Many industry representatives suggested that the rule be amended so that the consumer may assert his rights only as a matter of defense or setoff against a claim by the assignee or holder. Industry representatives argued that such a limitation would prevent the financier from becoming a guarantor and that any limitation in the extent of a third party's liability was desirable. The practical and policy considerations which militate against such a limitation on affirmative actions by consumers are far more persuasive.

40 Fed. Reg. 53256 (1975)(cited in Maberry, supra, 911 F.Supp. at 1402).

As the foregoing reveals, Defendant's contentions as to the ability of buyers to assert affirmative claims against lenders under the FTC Holder Rule are contradicted by the plain language and history of the Rule itself. Accordingly, Defendant's claims in this respect are without merit.

The Court is further unpersuaded with regard to Defendant's contentions that the language of the Louisiana Civil Code articles governing the implied warranty against redhibition limit application as between buyers, sellers, and manufacturers. While the Code articles might apply directly only as between such parties, the Holder Rule expressly makes applicable claims "the debtor could assert against the seller of goods." Thus, the articles' reference to buyers and sellers merely serves to emphasize that this type of claim falls under the express coverage of the Holder Rule. The FTC's statements above pertaining to breaches of warranty and "sale-related claims" underscore this point. Defendant's arguments to the contrary are without support in law and find no basis in inferential reasoning.
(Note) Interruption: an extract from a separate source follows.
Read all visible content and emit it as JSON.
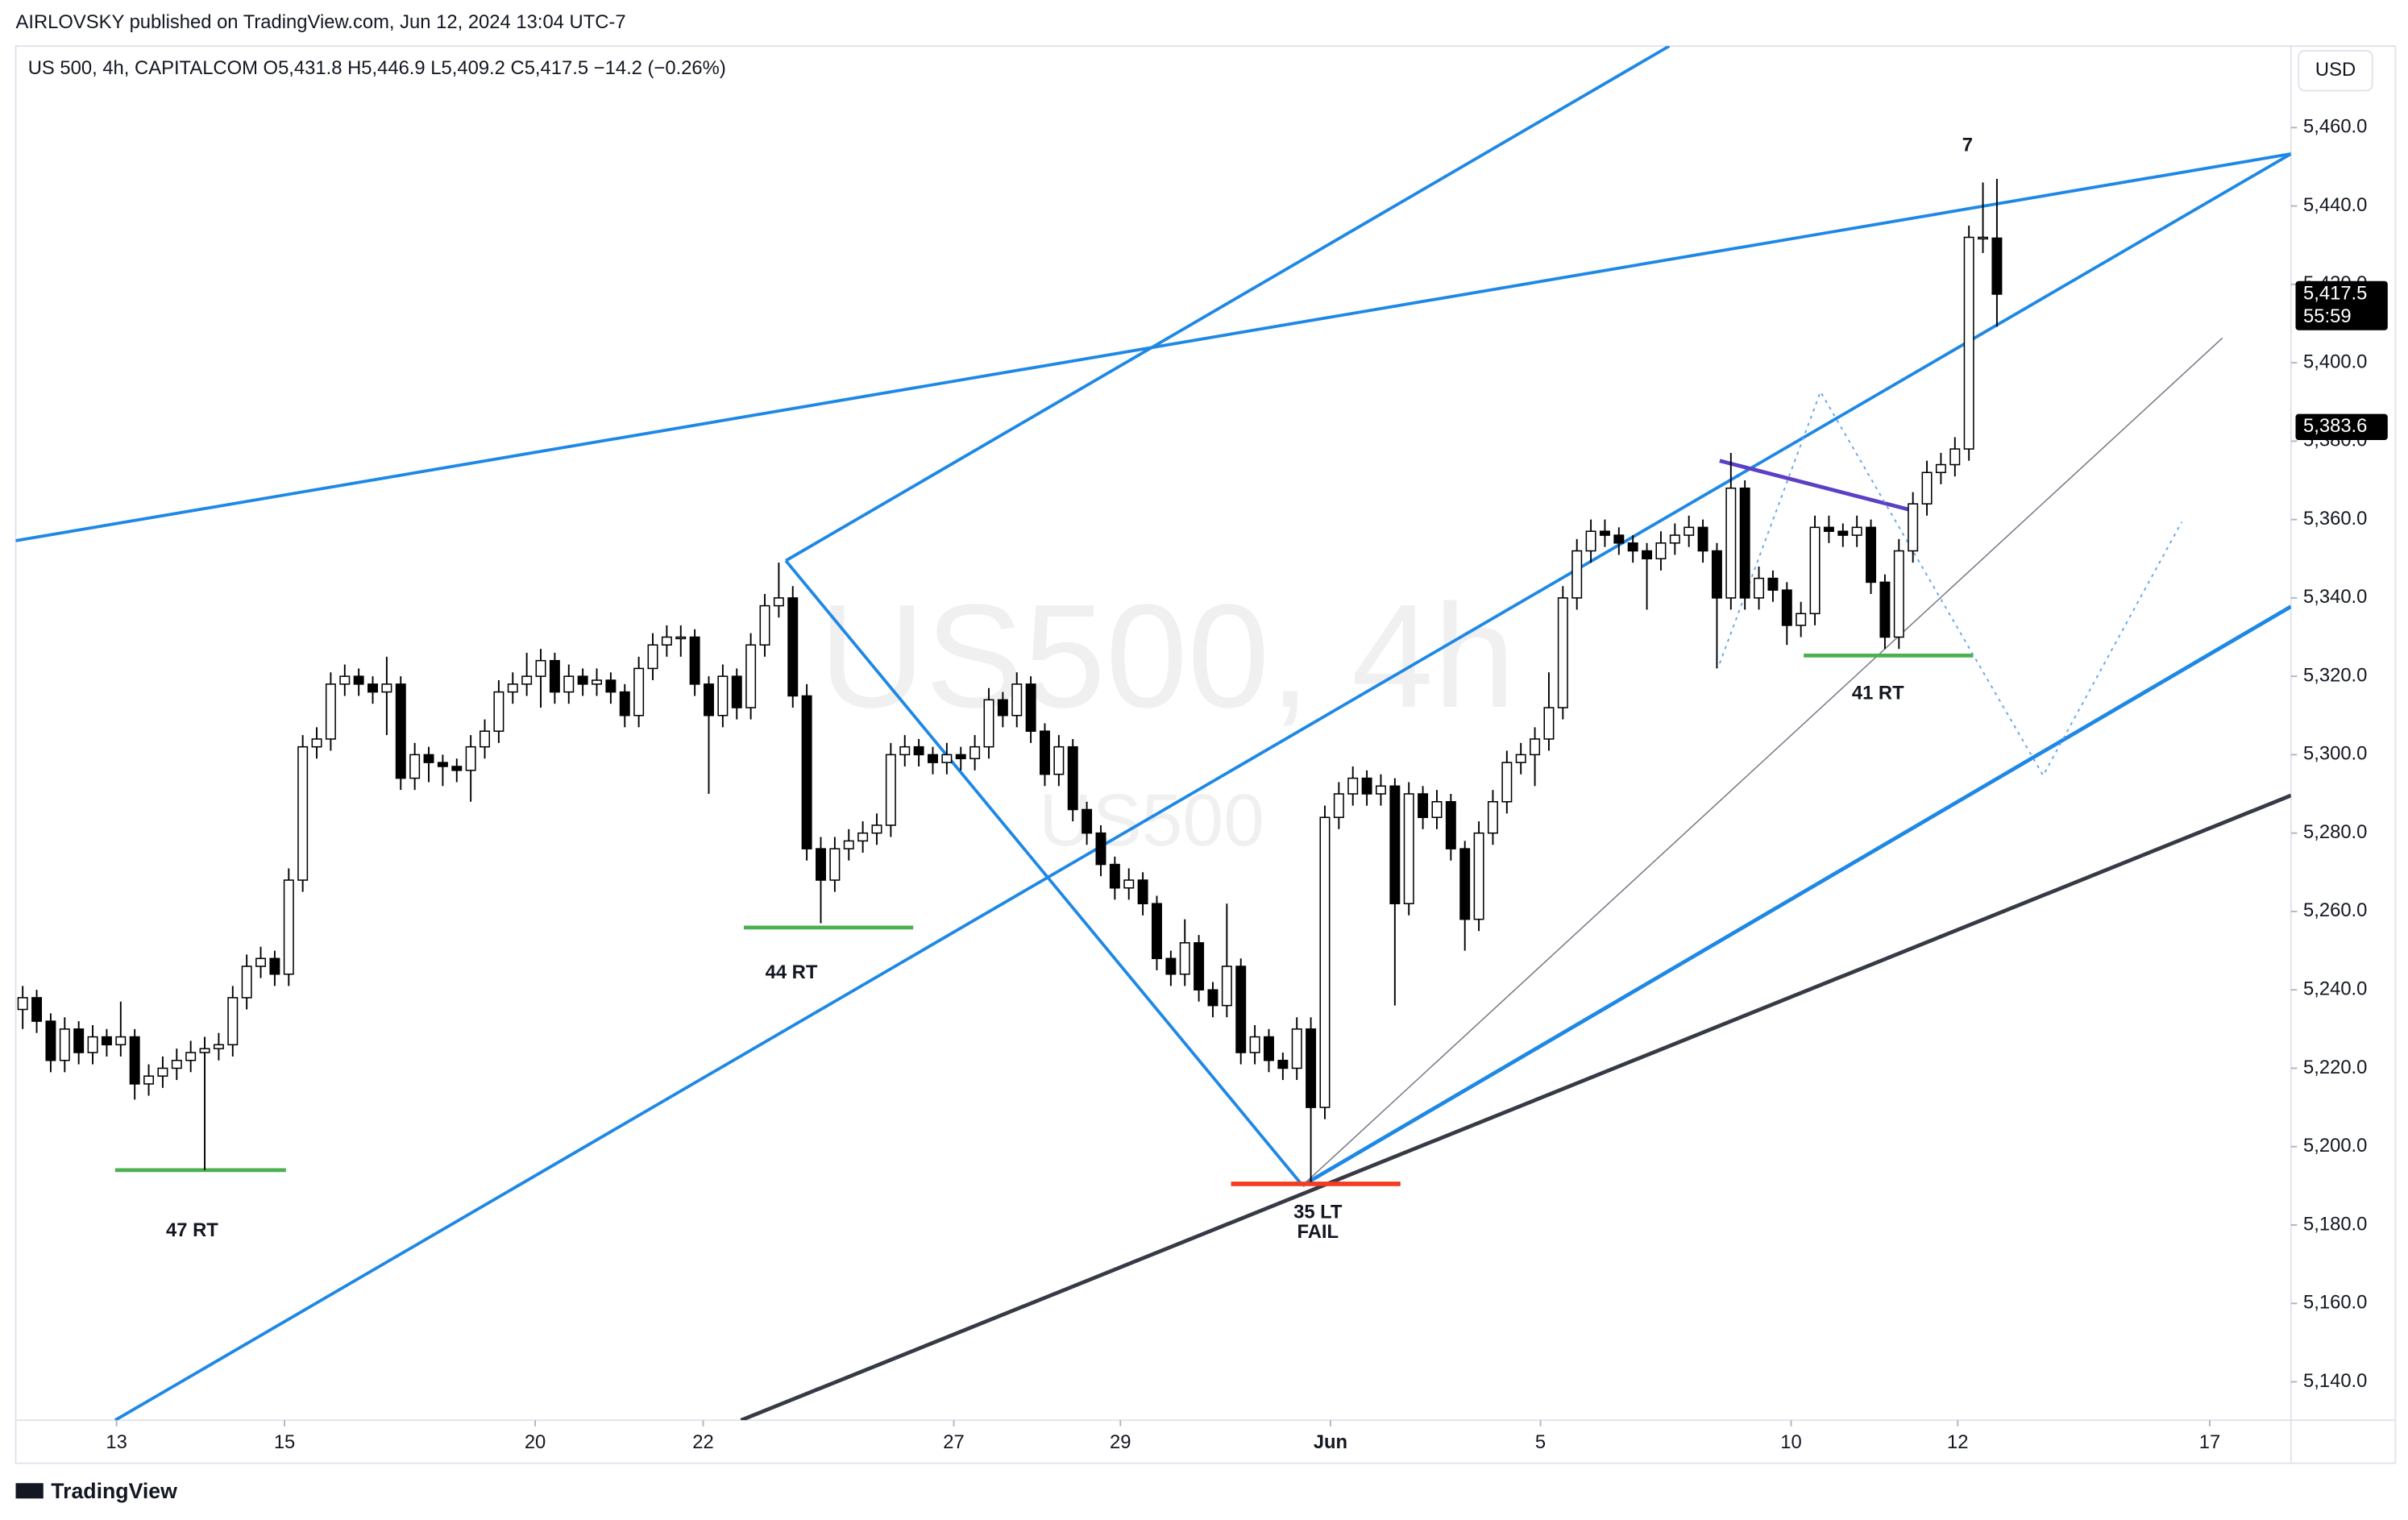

While the Court concludes that the Holder Rule limits affirmative recovery to circumstances where the seller's breach is so substantial as to warrant rescission, this is precisely the sort of claim brought by Plaintiffs in reliance on Louisiana's law of redhibition in the instant case. As such, there remains no issue as to Plaintiffs' ability to assert this form of claim against Defendants.


The plain language and history of the FTC Holder Rule expressly permit affirmative claims by buyers against lenders in cases of a substantial breach warranting rescission of the sale. While it remains to be seen whether Plaintiffs will succeed in establishing such a breach, Defendant has failed to show that plaintiffs have not established "a plausible claim for relief" under the applicable Fed.R.Civ.P. 12(b)(6) standards. Accordingly,

IT IS ORDERED THAT Defendants' Motion to Dismiss is DENIED.